Automation can be good for retirement saving, too–but only up to a point.
Employers have been adding more automatic features to their retirement plans ever since the Pension Protection Act became law in 2006. Some of that law’s provisions aimed to boost participation in workplace retirement plans by encouraging employers to enroll new workers automatically in retirement plans, and by making it easier to offer target date funds, which rebalance portfolios to a more conservative stance as retirement dates approach.
Automatic features began gaining ground immediately. About half of companies that offer defined benefit savings–mainly 401(k)s–now auto-enroll their employees, and one-third of those that don’t are thinking of adopting it, according to a survey by Towers Watson, the employee benefits consulting firm. Ibbotsen Associates reported that assets in target funds hit $256 billion at the end of 2009, up from $159 billion at the end of 2008.
Employers are worried about the ability of their employees to save for retirement. Hewitt Associates reports that 80 percent of companies that suspended or reduced their 401(k) matching contributions in 2009 plan to restore them this year. Hewitt’s survey also found rapid adoption of other automation features, including automatic portfolio rebalancing and automatic contribution escalation. A growing number of employers also are adding online investment guidance for employees or managed account options, which allows employees to turn over investing to a money management professional.

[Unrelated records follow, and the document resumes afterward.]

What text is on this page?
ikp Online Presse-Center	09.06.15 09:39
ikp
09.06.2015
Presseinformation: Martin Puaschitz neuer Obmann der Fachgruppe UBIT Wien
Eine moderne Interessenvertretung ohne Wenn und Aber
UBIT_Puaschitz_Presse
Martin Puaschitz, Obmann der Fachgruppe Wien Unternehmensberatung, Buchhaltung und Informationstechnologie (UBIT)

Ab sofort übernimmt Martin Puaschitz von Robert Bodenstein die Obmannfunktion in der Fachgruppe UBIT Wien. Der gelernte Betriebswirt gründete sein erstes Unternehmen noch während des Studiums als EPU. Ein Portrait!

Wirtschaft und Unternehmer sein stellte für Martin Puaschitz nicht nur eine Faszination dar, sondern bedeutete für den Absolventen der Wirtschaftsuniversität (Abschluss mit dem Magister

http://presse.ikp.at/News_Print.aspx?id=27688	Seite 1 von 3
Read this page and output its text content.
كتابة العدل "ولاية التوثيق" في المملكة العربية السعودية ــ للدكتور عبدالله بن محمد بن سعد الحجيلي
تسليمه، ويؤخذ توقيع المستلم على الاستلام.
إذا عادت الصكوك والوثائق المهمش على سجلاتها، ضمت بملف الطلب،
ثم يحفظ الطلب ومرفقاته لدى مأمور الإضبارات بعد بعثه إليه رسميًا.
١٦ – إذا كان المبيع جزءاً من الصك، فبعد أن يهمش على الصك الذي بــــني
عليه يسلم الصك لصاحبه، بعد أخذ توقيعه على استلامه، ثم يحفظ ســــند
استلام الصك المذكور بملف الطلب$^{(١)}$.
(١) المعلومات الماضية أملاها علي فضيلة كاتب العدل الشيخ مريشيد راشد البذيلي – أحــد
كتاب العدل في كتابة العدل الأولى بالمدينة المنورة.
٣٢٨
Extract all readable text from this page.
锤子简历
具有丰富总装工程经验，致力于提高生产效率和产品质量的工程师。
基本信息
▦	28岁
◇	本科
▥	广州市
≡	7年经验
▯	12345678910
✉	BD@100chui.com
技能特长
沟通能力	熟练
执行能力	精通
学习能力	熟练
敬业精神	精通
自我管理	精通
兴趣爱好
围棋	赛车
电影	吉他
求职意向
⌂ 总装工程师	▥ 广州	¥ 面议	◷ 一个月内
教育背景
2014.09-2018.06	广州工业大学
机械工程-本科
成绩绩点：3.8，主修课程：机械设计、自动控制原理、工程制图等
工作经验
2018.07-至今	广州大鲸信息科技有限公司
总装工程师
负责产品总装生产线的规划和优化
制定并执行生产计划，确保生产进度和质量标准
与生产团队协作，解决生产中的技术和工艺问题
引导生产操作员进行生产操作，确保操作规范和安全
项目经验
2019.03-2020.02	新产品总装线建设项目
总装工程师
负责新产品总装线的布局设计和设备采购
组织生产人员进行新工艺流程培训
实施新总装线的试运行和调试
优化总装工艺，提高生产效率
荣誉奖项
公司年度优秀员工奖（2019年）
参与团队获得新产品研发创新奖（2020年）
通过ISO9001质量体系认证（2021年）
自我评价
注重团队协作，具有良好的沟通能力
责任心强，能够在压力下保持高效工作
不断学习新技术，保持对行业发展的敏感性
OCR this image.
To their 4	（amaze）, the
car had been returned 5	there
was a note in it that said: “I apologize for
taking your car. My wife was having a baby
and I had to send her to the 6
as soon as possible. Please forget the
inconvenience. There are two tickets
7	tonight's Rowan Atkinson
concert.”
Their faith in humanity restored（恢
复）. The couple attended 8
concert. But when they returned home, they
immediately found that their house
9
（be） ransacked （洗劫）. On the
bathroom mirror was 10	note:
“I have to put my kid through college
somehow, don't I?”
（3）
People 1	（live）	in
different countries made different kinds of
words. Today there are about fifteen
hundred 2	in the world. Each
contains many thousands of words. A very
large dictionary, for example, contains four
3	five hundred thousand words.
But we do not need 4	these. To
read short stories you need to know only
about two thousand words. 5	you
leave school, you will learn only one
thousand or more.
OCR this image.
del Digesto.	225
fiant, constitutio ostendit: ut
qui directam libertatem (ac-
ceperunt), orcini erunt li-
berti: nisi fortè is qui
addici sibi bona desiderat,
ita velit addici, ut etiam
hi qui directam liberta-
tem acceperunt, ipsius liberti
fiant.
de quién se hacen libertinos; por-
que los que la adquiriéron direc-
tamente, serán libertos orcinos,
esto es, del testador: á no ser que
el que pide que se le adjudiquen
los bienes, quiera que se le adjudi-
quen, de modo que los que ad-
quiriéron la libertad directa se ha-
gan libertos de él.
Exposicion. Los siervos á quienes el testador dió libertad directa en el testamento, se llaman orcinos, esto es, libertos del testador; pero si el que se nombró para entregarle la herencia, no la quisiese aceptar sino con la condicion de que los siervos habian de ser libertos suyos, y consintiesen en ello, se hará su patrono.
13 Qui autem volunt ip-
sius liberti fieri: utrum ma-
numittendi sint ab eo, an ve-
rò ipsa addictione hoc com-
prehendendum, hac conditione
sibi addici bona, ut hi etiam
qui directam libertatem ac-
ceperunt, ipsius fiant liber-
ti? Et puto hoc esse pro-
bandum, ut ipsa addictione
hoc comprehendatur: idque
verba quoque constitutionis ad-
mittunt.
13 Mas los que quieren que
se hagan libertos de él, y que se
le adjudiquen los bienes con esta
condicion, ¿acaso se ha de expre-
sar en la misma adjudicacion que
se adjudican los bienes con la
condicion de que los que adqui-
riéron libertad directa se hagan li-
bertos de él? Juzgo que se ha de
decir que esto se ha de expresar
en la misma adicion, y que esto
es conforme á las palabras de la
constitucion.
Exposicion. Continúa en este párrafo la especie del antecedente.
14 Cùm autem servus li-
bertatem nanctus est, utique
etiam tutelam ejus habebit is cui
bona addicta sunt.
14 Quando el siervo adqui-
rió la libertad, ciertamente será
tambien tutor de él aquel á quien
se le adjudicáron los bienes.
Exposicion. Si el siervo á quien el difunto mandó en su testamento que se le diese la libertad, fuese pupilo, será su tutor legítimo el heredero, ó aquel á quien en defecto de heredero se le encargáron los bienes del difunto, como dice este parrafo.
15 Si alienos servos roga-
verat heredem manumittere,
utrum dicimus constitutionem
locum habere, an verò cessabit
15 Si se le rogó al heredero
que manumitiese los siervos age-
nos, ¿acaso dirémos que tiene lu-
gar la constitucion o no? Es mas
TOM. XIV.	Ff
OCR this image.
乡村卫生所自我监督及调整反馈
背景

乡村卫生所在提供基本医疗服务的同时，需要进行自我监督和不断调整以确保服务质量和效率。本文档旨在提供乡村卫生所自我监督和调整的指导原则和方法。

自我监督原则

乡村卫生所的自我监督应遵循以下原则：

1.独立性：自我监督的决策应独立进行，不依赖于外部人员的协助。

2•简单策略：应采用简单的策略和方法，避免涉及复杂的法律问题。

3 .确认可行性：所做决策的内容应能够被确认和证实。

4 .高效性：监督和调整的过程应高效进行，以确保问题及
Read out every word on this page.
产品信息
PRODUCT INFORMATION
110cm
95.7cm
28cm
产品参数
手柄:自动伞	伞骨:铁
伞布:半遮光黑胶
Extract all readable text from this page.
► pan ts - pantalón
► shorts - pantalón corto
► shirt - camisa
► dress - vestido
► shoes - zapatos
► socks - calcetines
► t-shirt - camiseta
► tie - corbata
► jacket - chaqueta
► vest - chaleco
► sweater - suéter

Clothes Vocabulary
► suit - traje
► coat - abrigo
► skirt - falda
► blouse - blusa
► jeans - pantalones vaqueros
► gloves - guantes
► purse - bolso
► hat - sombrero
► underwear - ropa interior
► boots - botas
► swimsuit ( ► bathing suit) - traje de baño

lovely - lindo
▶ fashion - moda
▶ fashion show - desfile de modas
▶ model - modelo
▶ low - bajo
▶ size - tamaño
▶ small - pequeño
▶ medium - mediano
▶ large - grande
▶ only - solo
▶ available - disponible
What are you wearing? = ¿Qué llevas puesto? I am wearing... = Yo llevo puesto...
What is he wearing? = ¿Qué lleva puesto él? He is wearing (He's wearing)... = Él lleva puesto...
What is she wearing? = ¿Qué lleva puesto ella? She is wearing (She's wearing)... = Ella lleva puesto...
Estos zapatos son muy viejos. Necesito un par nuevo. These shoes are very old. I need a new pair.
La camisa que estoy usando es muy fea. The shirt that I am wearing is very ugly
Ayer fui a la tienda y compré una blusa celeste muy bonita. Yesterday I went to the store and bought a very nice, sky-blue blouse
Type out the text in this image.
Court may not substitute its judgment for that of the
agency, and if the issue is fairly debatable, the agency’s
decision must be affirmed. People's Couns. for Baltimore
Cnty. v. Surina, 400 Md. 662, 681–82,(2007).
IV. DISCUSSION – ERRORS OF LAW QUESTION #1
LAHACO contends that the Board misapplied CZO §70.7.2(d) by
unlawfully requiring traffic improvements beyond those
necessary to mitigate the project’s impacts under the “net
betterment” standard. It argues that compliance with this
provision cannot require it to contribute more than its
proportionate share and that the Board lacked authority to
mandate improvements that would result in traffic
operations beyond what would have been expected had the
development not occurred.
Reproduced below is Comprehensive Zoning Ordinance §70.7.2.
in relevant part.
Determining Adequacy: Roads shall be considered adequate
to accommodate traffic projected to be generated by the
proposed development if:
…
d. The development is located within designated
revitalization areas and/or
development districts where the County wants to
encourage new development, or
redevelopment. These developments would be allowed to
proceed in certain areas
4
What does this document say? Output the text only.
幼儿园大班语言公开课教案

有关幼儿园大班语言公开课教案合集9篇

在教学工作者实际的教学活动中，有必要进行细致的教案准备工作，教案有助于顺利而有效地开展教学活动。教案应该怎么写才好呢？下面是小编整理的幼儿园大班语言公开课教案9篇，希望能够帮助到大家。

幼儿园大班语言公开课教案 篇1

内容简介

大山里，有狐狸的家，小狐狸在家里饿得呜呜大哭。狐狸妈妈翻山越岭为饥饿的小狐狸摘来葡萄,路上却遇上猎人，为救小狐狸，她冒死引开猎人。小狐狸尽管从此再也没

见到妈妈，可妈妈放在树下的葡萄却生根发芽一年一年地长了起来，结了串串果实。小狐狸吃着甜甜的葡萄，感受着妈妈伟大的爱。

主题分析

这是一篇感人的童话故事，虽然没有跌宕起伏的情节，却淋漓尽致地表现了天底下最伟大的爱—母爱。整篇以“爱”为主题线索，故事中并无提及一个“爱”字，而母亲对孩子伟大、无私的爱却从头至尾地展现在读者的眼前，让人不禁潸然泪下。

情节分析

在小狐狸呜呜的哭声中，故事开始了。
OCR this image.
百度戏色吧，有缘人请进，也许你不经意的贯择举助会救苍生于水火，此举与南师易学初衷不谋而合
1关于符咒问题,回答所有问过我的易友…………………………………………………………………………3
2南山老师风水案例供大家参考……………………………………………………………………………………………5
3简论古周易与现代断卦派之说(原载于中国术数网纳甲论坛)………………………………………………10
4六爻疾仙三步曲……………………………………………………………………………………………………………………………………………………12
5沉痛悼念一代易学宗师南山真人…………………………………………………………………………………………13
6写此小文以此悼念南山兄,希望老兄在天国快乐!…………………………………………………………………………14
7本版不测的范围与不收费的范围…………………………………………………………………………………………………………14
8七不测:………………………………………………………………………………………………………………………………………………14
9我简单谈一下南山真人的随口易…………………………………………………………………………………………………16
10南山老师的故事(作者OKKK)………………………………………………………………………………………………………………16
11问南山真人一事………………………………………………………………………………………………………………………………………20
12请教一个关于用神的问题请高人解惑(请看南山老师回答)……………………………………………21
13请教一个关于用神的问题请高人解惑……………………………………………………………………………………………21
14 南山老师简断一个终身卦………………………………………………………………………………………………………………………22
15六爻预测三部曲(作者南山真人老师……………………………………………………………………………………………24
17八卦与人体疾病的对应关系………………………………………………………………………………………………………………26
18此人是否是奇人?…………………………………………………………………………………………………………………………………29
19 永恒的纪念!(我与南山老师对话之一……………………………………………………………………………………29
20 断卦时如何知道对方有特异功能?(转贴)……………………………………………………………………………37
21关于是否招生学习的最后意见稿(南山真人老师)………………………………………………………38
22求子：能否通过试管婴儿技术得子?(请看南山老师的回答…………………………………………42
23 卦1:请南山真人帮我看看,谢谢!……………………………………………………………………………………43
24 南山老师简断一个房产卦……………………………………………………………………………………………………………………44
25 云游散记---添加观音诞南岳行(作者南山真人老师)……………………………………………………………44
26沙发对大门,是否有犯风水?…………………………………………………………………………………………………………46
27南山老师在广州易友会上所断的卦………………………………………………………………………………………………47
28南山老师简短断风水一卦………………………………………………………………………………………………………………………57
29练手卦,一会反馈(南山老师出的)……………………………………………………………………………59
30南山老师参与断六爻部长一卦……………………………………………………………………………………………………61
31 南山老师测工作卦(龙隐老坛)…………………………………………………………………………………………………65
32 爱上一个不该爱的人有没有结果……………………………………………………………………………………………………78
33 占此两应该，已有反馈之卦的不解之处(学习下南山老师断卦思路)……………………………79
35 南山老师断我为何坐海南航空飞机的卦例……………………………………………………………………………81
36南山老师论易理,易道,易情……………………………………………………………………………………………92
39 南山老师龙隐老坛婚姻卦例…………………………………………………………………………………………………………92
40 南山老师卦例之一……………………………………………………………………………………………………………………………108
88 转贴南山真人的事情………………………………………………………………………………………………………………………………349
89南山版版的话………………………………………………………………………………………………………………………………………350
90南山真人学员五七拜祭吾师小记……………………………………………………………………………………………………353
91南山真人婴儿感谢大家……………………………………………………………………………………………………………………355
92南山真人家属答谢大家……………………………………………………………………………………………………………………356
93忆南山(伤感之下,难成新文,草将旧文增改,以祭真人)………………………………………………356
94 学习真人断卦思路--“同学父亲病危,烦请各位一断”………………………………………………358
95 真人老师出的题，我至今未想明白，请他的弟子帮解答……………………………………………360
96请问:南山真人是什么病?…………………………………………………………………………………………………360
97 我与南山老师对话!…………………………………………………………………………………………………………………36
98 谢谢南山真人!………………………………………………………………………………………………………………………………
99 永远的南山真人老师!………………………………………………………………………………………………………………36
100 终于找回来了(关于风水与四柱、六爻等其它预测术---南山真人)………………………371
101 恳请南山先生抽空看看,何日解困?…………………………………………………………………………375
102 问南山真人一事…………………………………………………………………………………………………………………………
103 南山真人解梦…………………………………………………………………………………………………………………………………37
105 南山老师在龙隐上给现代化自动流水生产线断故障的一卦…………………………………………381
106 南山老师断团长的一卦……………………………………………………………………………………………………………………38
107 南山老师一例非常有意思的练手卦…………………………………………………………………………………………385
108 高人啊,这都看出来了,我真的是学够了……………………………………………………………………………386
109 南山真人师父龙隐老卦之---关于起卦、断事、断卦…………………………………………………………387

These are positive developments. Automatic enrollment has boosted participation rates, and target date funds can eliminate dangerous asset allocation errors made by consumers, who tend to stay overweight in riskier equities as retirement nears.
So, automation has the potential to boost retirement security for millions of Americans. But if you’re in a plan offering these features, don’t assume automation alone will get you to the destination of a secure retirement without some manual driving on your part.
For example, the default initial contribution rate is too low in most plans featuring automatic enrollment–a median of 3 percent, according to the Towers Watson survey. That’s not enough to build real retirement security; a person who starts saving at age 40 should be socking away about 15 percent of annual income in order to retire comfortably at age 65. At minimum, employees should try to set their rates high enough to match the employer’s top matching contribution.
And 23 percent of these automated plans default employees into risk-averse balanced funds–an inappropriate choice for young investors who have many years to work before retirement and can tolerate a more aggressive approach.
“Automatic enrollment is a pretty good way to get people to start saving, but employers need to be careful how they do it,” said Robyn Credico, senior retirement consultant at Towers Watson, the employee benefits consulting firm. “If plan sponsors aren’t enrolling their employees at a high enough rate of savings and just use the plan’s default investment options, you aren’t really preparing people very well.”
Target date funds were criticized after investors suffered large losses in the crash of 2008. Some funds tailored for close-to-retirement investors fell as much as 50 percent, according to Morningstar, prompting criticisms that fund investment mix had been too aggressive. Fund sponsors point out that target funds don’t guarantee return, and many have stuck with relatively aggressive equity holdings during the market’s recovery.
The Obama administration’s recent Middle Class Task Force report called for target date fund reforms aimed at boosting transparency and investor education about how these funds work.
“Participants don’t always understand target date funds,” says Credico. “Employers are doing more now to communicate that target funds don’t offer a guarantee–it’s just a balancing technique.”